Söylesem ben dilimdesin, gözlesem ben gözümdesin, gönlümde hem canımdasın, bana sen gereksin.

*

Feda olsun sana canım, döker olsan benim kanım, ben kulunum sen sultanım, bana sen gereksin.

*

Âlimlere kitap gerek, sufilere mescit gerek, mecnun’lara Leyla gerek, bana sen gereksin.

*

Gafillere dünya gerek, akılılara ahiret gerek, vaizlere minber gerek, bana sen gereksin.

*

Âlem bütün Cennet olsa, bütün huriler karşılamağa gelse, Allah bana nasip eylese, bana sen gereksin.

*

Cennete gireyim cevlan edeyim, ne hurilere nazar eyleyim. Onu bunu ne eyleyim, bana sen gereksin.

*

Hoca Ahmet benim adım, gece gündüz yanar odum. İki cihanda umudum, bana sen gereksin.
AÇIKLAMALAR:
        Daha önceki açıklamalarımız muhavecesinde bildiklerimizi tekrar ederek en başa dönelim. Bilindiği gibi yokluk âleminde konuşlanan Cenab-ı Hakk; hadisi kutside beyan edildiği gibi “Bilinmek istedim” diyerek varlık âlemini yaratmıştır. Hıristiyan efsanesinde bu bahis, Cenab-ı Hakk varlık âlemini altı günde yaratmış yedinci gün dinlenmiş diye geçer.
         
Varlık alemi dünya ve kainatlar, kabir alemi ahiret alemi ki cennetler cehennemler ve araf olarak yaratılmıştır.

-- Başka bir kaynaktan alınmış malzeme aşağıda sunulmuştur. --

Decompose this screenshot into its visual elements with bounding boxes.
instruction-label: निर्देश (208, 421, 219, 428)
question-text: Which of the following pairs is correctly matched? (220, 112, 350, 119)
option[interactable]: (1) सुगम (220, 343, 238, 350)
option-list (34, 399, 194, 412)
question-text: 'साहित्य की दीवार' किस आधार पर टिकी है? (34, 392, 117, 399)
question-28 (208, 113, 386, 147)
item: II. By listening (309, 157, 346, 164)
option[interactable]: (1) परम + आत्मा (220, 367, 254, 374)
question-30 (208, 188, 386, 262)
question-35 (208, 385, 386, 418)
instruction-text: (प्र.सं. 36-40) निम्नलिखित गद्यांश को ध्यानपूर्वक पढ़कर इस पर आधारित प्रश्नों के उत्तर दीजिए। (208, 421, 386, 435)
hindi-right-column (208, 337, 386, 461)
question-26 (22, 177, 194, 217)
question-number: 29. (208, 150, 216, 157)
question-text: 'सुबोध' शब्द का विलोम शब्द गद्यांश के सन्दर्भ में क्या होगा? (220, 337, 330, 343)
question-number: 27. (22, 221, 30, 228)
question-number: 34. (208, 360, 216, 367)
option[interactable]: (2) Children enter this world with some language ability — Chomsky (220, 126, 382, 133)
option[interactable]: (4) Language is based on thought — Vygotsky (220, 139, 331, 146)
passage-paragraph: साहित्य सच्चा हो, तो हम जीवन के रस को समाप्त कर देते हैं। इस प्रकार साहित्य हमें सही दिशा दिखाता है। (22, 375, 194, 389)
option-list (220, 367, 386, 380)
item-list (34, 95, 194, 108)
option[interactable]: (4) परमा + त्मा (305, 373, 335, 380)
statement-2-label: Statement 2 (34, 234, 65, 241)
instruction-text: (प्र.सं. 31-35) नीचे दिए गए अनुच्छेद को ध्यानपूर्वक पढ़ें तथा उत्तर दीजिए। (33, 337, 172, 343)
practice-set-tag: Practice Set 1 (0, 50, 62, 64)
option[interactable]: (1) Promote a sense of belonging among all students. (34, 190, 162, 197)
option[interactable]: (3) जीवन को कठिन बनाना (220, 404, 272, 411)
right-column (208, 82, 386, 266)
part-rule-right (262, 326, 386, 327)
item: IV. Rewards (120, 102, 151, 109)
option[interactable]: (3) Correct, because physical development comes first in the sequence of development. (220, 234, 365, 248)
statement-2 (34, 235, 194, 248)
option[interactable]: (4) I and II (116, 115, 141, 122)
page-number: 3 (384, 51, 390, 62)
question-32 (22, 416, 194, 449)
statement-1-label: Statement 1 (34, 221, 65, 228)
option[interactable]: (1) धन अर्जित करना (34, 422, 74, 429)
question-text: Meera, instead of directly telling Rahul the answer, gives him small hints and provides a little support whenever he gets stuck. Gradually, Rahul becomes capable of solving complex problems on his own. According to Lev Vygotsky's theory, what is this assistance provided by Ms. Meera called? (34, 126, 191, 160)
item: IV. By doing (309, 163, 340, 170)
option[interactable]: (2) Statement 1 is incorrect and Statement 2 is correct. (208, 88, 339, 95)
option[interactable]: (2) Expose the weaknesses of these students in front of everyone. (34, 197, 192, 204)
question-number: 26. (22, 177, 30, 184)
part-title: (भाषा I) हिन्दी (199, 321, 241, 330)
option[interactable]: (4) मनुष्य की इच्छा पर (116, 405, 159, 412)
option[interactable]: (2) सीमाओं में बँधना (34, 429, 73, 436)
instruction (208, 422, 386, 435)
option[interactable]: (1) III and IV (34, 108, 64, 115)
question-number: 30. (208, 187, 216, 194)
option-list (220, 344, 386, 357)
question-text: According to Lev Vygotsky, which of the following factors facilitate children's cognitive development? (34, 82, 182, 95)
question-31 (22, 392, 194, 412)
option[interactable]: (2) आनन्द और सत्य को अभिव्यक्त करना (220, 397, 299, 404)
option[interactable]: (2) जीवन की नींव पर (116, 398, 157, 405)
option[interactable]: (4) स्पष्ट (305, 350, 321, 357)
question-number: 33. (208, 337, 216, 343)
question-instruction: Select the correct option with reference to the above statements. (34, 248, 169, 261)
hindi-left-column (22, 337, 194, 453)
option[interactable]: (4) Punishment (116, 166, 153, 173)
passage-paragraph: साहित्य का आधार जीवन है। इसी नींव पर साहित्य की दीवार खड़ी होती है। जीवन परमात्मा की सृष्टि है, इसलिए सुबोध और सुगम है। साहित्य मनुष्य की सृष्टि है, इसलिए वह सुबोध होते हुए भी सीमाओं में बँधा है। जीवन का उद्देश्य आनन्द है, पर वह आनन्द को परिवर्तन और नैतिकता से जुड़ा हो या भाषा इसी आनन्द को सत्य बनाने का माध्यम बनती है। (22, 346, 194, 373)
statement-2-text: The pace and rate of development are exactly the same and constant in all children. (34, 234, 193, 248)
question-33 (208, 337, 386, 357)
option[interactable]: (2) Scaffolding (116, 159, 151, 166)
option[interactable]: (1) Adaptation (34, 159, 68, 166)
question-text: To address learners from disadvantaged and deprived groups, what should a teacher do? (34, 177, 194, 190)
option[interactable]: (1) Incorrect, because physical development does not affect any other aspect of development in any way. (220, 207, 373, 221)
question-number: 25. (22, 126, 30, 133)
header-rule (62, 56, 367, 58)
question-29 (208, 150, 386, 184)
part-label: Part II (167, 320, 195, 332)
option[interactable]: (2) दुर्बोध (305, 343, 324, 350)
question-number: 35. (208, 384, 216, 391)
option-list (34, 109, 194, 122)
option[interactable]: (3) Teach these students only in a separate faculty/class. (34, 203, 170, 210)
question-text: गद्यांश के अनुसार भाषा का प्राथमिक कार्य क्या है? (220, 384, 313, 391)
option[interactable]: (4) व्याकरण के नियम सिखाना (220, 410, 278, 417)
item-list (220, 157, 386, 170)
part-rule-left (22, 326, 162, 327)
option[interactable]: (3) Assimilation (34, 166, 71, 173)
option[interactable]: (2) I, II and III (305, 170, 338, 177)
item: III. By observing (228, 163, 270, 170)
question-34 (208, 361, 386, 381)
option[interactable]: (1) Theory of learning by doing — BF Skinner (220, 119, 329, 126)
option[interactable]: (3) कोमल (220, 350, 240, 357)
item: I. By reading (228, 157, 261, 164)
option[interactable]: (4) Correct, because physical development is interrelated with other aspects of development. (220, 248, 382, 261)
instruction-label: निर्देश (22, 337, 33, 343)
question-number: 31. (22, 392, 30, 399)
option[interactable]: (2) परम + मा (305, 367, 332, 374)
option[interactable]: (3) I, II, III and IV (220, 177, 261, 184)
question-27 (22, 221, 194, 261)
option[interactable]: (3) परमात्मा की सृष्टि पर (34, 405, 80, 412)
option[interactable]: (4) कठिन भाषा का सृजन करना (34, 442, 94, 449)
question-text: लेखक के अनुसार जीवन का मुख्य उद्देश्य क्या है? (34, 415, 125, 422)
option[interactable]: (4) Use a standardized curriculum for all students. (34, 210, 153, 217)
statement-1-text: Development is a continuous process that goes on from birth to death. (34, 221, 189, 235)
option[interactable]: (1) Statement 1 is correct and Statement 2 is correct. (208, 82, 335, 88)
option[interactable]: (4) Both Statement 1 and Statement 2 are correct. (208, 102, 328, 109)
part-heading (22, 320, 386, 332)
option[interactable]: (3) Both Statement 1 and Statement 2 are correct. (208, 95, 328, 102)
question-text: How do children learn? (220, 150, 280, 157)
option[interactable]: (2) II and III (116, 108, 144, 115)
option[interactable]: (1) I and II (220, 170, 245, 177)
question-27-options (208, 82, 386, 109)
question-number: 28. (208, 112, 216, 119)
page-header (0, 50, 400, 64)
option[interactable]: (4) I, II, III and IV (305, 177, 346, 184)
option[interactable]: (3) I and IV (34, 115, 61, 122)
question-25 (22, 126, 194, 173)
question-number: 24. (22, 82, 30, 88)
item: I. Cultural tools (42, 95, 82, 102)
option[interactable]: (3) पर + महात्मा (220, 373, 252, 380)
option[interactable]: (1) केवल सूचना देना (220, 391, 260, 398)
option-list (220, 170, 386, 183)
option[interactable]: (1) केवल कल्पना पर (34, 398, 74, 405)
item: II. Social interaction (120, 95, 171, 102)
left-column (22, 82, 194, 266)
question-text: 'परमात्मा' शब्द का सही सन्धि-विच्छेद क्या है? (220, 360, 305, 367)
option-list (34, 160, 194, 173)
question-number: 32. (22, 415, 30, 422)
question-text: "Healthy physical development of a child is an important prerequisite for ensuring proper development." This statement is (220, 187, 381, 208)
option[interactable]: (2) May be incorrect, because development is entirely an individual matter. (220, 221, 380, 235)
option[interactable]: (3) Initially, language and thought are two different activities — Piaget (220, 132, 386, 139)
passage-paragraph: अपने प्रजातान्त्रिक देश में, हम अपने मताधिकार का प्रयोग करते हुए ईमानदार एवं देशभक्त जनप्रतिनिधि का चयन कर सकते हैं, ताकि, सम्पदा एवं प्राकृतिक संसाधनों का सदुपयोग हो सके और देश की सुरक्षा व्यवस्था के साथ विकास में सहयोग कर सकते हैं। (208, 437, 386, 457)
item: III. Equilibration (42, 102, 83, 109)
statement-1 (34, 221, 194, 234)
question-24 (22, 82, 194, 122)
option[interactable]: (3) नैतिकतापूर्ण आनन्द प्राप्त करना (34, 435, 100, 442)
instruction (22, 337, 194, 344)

Bunlar hakkında yukarıda açıklamalar yapmıştık.
        Şunu çok iyi bilmek gerekir ki, varlık âleminde var olan her şeyin bir ruhu vardır. Ruhu olmayan bir şey varlık âleminde yer almaz.
        İnsan vücudu çamurdan yaratılırken kullanılan bütün malzemeler icra edecekleri fonksiyonlara göre temel elementlerden seçilmiştir. Bu elementlerin de doğal olarak kendi orijinal ruhaniyetleri vardır. Kendileri gibi ruhaniyetleri de birbirinden farklı olduğu halde bunlar birlik ve berberliklerini bir konsensüs içinde ahenkle oluşturmuşlardır. Bu tevhidin sonunda ortaya çıkan ruhaniyete bedenin nefsi denilmektedir ki, Cenab-ı Hakk’ın bedene üflediği kendi sultani ruhu hayat boyu nefse terbiye ederek tekâmüle ulaştırmaya çalışır. Nefis bu sultani ruha layık bir tekâmüle ulaşırsa Cenab-ı Hakk onun bütün günahlarına mağfiret ederek azim ecirler vereceğine söz vermiştir (Fetih suresi 29. ayet son cümle).
        O yüzden Hoca Ahmet Yesevi yukarıdaki hikmetlerinde hep “bana seni gerek” ifadesinde ısrar etmektedir. Sevgililer sevgilisi yüce düşünür Hz. Mevlana’nın “Bir katre idim, deryaya düştüm” sözündeki hikmetin aslında da, Yunus Emre’nin “Cennet cennet dedikleri birkaç köşkle birkaç huri/ isteyene ver sen onu/ bana seni gerek seni” şiirindeki manada da aynı hikmeti görüyoruz.

   
     
1
HOCA AHMED YESEVİ
DİVAN-I HİKMET
1

© 2005 Işık Sükan - Her Hakkı Saklıdır. İzin almadan çoğaltılamaz ve kopyalanamaz.
Bu site bir Bora Döken tasarımıdır.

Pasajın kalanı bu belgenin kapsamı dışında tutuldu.